Сейчас Квотриус вовсе не походил на кельтского красавца - он стал немилосердно, до отвращения, до подкожной дрожи, по непонятной причине уродлив, и Северус осознавал это. Но знал он вместе с тем и, что, если Квотриус останется таким, и Стихии не смилостивятся над полукровкой, вернув ему отобранное - плотное, но гибкое тело, красивую внешность, всё, что было выжженно и сдуто, он, Сев, будет любить… такого Квотриуса ещё крепче. Он же обречён на свадьбу совсем уж с дурной бабой… Сейчас даже отец Квотриуса смотрит на сына с плохо скрываемым отвращением и пренебрежением. Любил он в Квотриусе, видимо, не личность самого сына, но черты Нывх`э в его чертах, а теперь их не стало. Так за что теперь продолжать любить уродливого бастарда, коли в доме найдутся более красивые его единокровные братья от хорошеньких рабынь? Ещё не поздно взять мальчика посимпатичнее - своего сына да заняться воспитанием из него воина, впоследствии станущего всадником, обязательно, при таком-то отце и таких покровителях, как у отца. Да что б недюжинно красив мальчонка был, что б забыть об уроде Квотриусе, прежнем любимчике. Да что б так забыть, что пусть, хоть и живёт в доме Господина своего, но... А вот эти ограничения на появление среди домочадцев дожен ввести лишь Господин дома, мын его законнорожденный Севкерус. А как Северус с Квотриусом лобызаться-то начали, словно после долгого разлучения да не по собственной воле, а, словно, под насилием.
Северус помнил только обжигающий, прокравшийся до костей и сковавший мышцы, холод, а после - он лежит на земле, ему до странности хорошо и тепло, и рядом лежит Квотриус… Потом объятия и поцелуи. И это всё, что запало ему в душу.
Да, вот ещё - Квотриус, которого до приступа холода он помнил уже более здоровым и нормальным на вид, после снова обрёл восковое, плотно обтянутое кожей, лицо, и тело его было, как у изнемогшего от хлопот и тягостей жизни раба, а не налитого мускулами, как прежде.
Северус догадался, что брат его младший призвал Стихии какие-то или какю-то одну из Них вновь. Но вот какие - он, впервые в жизни… боялся спросить, дабы не повергнуть Квотриуса в неприятные воспоминания об исцелении его, Сева. Это исцеление, несомненно, от того самого пробирающего насквозь, вымораживающего даже разум, холода. Снейп побоялся ранить чувствительную душу молодого полукровки, которого он любил, как самое ценное, что имел - радость своей души, такое редкое чувство. Потому и умолчал о произошедшем, самостоятельно задумавшись, какая из Стихий была вызвана Их неумелым ещё Повелителем для него, Северуса Снейпа.

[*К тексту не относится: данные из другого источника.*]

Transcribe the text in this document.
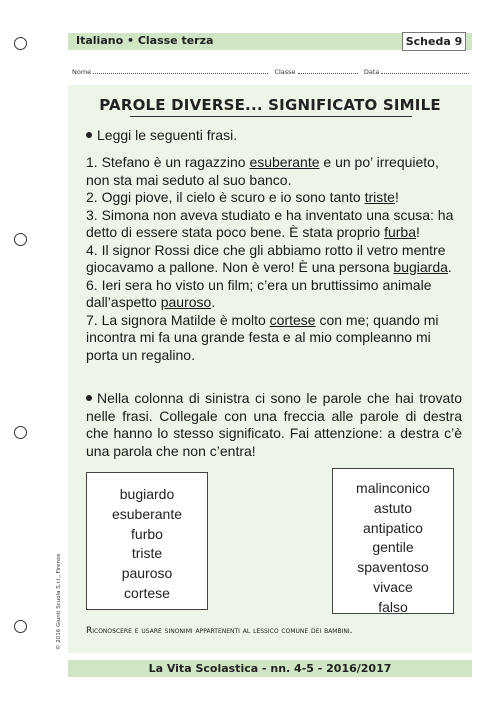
Italiano • Classe terza	Scheda 9
Nome	Classe	Data
PAROLE DIVERSE... SIGNIFICATO SIMILE
Leggi le seguenti frasi.

1. Stefano è un ragazzino esuberante e un po’ irrequieto, non sta mai seduto al suo banco.

2. Oggi piove, il cielo è scuro e io sono tanto triste!

3. Simona non aveva studiato e ha inventato una scusa: ha detto di essere stata poco bene. È stata proprio furba!

4. Il signor Rossi dice che gli abbiamo rotto il vetro mentre giocavamo a pallone. Non è vero! È una persona bugiarda.

6. Ieri sera ho visto un film; c’era un bruttissimo animale dall’aspetto pauroso.

7. La signora Matilde è molto cortese con me; quando mi incontra mi fa una grande festa e al mio compleanno mi porta un regalino.

Nella colonna di sinistra ci sono le parole che hai trovato nelle frasi. Collegale con una freccia alle parole di destra che hanno lo stesso significato. Fai attenzione: a destra c’è una parola che non c’entra!
bugiardo
esuberante
furbo
triste
pauroso
cortese
malinconico
astuto
antipatico
gentile
spaventoso
vivace
falso
Riconoscere e usare sinonimi appartenenti al lessico comune dei bambini.
© 2016 Giunti Scuola S.r.l., Firenze
La Vita Scolastica - nn. 4-5 - 2016/2017
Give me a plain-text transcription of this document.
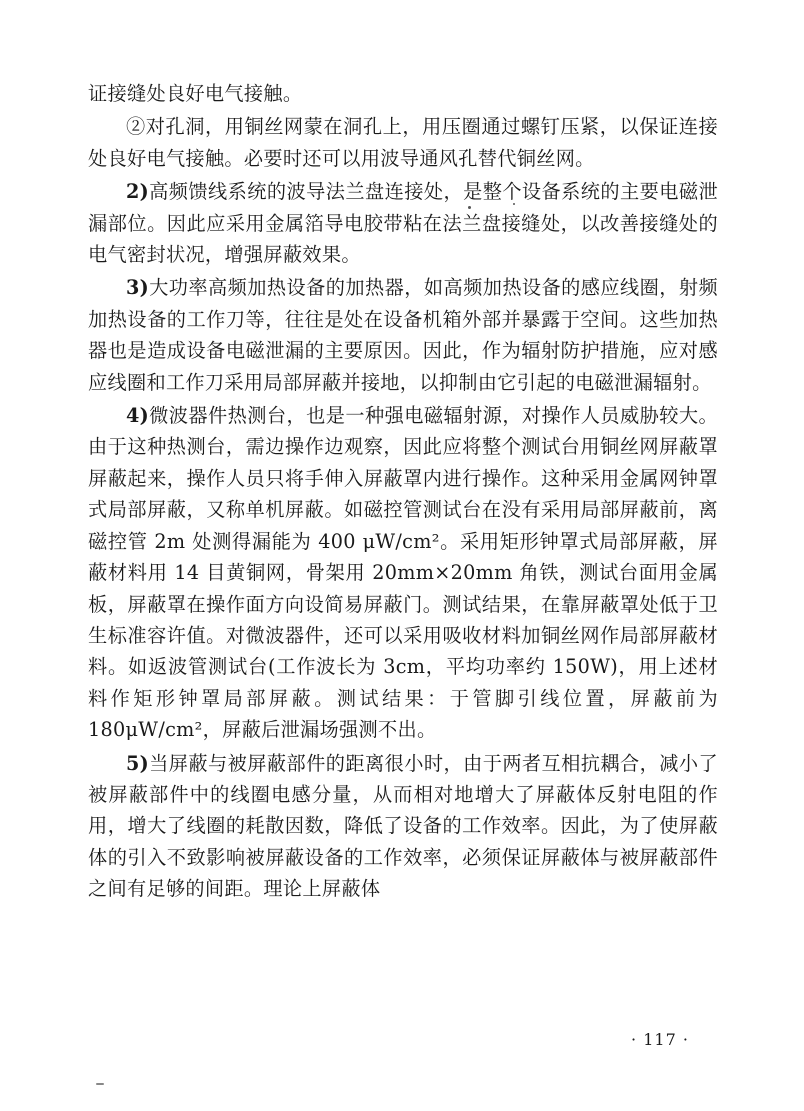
证接缝处良好电气接触。

②对孔洞，用铜丝网蒙在洞孔上，用压圈通过螺钉压紧，以保证连接处良好电气接触。必要时还可以用波导通风孔替代铜丝网。

2)高频馈线系统的波导法兰盘连接处，是整个设备系统的主要电磁泄漏部位。因此应采用金属箔导电胶带粘在法兰盘接缝处，以改善接缝处的电气密封状况，增强屏蔽效果。

3)大功率高频加热设备的加热器，如高频加热设备的感应线圈，射频加热设备的工作刀等，往往是处在设备机箱外部并暴露于空间。这些加热器也是造成设备电磁泄漏的主要原因。因此，作为辐射防护措施，应对感应线圈和工作刀采用局部屏蔽并接地，以抑制由它引起的电磁泄漏辐射。

4)微波器件热测台，也是一种强电磁辐射源，对操作人员威胁较大。由于这种热测台，需边操作边观察，因此应将整个测试台用铜丝网屏蔽罩屏蔽起来，操作人员只将手伸入屏蔽罩内进行操作。这种采用金属网钟罩式局部屏蔽，又称单机屏蔽。如磁控管测试台在没有采用局部屏蔽前，离磁控管 2m 处测得漏能为 400 μW/cm²。采用矩形钟罩式局部屏蔽，屏蔽材料用 14 目黄铜网，骨架用 20mm×20mm 角铁，测试台面用金属板，屏蔽罩在操作面方向设简易屏蔽门。测试结果，在靠屏蔽罩处低于卫生标准容许值。对微波器件，还可以采用吸收材料加铜丝网作局部屏蔽材料。如返波管测试台(工作波长为 3cm，平均功率约 150W)，用上述材料作矩形钟罩局部屏蔽。测试结果：于管脚引线位置，屏蔽前为 180μW/cm²，屏蔽后泄漏场强测不出。

5)当屏蔽与被屏蔽部件的距离很小时，由于两者互相抗耦合，减小了被屏蔽部件中的线圈电感分量，从而相对地增大了屏蔽体反射电阻的作用，增大了线圈的耗散因数，降低了设备的工作效率。因此，为了使屏蔽体的引入不致影响被屏蔽设备的工作效率，必须保证屏蔽体与被屏蔽部件之间有足够的间距。理论上屏蔽体

· 117 ·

Шатёр поставили очень быстро. Квотриус возлёг на покрывале, прикрывшись овчиной и всё смотрел на Северуса влажным, сияющим, зовущим взглядом, оставшимся красивым, но казавшимся неуместным на желтоватом, сухом лице со вкраплениями жутковатого ярко-красного, почти алого цвета., «накрашенного», неестественного до крайности, до невозможности, до уродства.